Some plaintiffs may also seek to escape American Express by distinguishing it as an antitrust case—one that did not attempt to reconcile the FAA with federal employment statutes that expressly authorize the use of collective actions, such as the federal Fair Labor Standards Act, which arguably raises questions as to whether “the FAA’s mandate has been ‘overridden by a contrary congressional command.'” (Slip op. at 4 (citation omitted).)

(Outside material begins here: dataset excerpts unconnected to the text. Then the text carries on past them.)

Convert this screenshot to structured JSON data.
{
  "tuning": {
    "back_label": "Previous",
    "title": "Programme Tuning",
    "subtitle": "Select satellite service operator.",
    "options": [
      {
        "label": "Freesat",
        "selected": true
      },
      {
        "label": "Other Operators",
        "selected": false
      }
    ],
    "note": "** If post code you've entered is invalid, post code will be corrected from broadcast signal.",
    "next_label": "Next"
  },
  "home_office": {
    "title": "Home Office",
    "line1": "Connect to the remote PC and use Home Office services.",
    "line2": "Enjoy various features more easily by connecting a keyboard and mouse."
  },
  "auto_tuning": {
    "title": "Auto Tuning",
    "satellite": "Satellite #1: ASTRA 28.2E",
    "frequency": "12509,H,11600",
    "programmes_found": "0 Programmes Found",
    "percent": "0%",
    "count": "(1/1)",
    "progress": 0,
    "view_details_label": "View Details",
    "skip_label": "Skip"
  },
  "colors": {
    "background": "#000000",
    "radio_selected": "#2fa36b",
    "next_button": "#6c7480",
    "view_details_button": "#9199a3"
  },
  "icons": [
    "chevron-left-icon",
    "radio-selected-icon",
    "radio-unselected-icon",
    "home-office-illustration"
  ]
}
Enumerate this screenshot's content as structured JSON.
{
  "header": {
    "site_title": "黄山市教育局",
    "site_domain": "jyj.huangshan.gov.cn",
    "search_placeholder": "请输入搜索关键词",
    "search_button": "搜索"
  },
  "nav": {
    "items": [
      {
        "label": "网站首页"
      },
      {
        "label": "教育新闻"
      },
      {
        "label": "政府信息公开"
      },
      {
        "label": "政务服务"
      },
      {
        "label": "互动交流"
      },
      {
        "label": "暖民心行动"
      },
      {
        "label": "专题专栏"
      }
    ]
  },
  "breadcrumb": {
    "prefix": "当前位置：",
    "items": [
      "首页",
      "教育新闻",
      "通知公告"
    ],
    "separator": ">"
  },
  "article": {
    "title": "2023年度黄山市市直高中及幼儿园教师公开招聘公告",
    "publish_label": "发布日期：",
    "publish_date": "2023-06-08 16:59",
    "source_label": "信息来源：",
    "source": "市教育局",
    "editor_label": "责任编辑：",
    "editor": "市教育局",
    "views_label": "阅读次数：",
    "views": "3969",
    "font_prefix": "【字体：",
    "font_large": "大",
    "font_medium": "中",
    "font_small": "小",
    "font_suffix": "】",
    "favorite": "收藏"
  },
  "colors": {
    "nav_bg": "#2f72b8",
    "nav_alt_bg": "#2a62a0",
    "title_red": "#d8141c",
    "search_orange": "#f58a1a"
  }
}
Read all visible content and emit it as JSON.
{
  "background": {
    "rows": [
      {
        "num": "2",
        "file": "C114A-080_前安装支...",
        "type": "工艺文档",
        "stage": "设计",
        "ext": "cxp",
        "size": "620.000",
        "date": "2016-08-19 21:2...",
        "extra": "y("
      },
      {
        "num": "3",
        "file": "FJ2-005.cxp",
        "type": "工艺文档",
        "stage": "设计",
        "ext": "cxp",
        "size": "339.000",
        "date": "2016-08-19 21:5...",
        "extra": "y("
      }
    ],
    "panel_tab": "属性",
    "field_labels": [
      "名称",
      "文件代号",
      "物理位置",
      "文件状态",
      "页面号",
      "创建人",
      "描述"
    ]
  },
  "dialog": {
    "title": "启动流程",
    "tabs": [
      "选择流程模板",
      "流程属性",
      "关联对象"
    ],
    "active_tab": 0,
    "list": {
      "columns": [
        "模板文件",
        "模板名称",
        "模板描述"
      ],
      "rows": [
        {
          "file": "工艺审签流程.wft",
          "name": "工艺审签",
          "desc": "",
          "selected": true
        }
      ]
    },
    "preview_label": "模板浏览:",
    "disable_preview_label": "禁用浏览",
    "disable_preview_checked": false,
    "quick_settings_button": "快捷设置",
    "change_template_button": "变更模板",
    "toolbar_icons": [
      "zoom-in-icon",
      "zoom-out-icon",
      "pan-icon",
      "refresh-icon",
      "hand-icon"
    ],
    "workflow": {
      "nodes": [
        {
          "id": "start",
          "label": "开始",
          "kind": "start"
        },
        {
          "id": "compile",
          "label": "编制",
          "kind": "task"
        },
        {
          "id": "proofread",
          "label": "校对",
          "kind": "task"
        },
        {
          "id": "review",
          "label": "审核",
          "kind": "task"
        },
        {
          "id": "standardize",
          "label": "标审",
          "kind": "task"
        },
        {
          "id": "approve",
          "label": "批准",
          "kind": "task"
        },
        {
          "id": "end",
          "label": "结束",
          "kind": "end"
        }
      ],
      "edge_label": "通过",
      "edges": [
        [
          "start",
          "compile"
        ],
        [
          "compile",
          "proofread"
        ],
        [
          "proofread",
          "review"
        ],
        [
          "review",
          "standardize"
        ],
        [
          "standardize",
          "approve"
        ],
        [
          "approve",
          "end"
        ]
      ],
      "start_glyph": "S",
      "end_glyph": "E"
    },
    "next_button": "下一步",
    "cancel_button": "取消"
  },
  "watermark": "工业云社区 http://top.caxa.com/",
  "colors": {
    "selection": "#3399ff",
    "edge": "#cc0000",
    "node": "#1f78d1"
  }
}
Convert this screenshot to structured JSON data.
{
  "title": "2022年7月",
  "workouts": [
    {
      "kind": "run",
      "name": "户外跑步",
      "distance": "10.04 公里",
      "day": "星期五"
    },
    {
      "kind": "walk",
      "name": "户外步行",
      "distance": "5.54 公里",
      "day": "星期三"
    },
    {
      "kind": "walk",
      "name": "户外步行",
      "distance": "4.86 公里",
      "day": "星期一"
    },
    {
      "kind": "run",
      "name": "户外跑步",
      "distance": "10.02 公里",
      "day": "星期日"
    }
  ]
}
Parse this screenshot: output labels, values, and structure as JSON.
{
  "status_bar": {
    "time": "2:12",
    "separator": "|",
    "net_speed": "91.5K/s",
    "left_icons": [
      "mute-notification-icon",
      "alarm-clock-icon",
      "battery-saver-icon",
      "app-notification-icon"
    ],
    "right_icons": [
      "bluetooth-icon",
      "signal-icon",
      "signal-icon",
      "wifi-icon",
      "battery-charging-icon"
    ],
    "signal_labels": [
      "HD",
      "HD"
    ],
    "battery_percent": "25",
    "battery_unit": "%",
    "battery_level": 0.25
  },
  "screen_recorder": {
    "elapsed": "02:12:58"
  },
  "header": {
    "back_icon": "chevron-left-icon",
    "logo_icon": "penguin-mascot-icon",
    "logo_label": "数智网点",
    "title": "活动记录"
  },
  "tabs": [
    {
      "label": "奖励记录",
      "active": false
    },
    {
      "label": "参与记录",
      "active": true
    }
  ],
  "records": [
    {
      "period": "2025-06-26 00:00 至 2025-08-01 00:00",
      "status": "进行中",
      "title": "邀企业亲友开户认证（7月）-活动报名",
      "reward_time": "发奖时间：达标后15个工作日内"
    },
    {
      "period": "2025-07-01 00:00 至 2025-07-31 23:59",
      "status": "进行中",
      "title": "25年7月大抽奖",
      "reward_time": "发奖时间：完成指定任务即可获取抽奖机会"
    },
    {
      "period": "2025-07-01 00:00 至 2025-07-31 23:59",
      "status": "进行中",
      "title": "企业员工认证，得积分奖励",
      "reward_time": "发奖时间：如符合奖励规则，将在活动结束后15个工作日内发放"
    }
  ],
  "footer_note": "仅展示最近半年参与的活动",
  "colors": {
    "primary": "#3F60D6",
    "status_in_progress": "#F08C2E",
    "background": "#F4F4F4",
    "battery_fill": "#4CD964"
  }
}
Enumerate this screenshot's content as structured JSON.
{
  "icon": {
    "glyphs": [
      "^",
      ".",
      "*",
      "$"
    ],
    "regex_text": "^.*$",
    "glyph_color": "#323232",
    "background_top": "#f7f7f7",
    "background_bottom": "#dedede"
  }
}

3. California Unfair Competition Law / Public Injunctive Relief Claims. American Express should end attempts to use “public policy” arguments to exempt certain consumer protection claims from arbitration. One important and far-reaching context is in claims for injunctive relief under California’s notoriously broad Unfair Competition Law (UCL) and Consumers Legal Remedies Act (CLRA). In two frequently cited decisions, the Supreme Court of California exempted “public injunctive relief” claims under these statutes from arbitration. See Broughton v. Cigna Healthplans of Cal., 21 Cal. 4th 1066, 1079–85 (1999); Cruz v. PacifiCare Health Systems, Inc., 30 Cal. 4th 303, 317–20 (2003). But American Express “specifically rejected” the assertion that arbitration may be discriminated against when necessary to “vindicate the policies” of an underlying law. (Slip op. at 5.)
Although the Court spoke in the context of an underlying federal law (i.e., the Sherman Act), the rule that public policy cannot serve as a reason for discriminating against arbitration is even stronger in the context where an underlying state law is concerned. Indeed, as Justice Kagan explained in her dissent, the Court “has no earthly interest (quite the contrary) in vindicating” a state law that discriminates against arbitration. (Slip op. at 14 (Kagan, J., dissenting).) A Ninth Circuit panel applied Concepcion to abrogate the Broughton-Cruz rule in Kilgore v. Keybank, Nat’l Ass’n, 673 F.3d 947, 962 (9th Cir. 2012). But on en banc rehearing, the Ninth Circuit ruled in the defendant’s favor on other grounds and side-stepped the continued vitality of this rule. See Kilgore v. Keybank, Nat’l Ass’n, Nos. 09-16703, 10-15934, — F.3d —-, 2013 WL 1458876 (9th Cir. April 11, 2013) (en banc).
Finally, American Express, coupled with the decision earlier this term in Oxford Health, also strongly counsels in favor of reassessing existing arbitration agreements in consumer and employment contracts to maximize the enforceability of these provisions.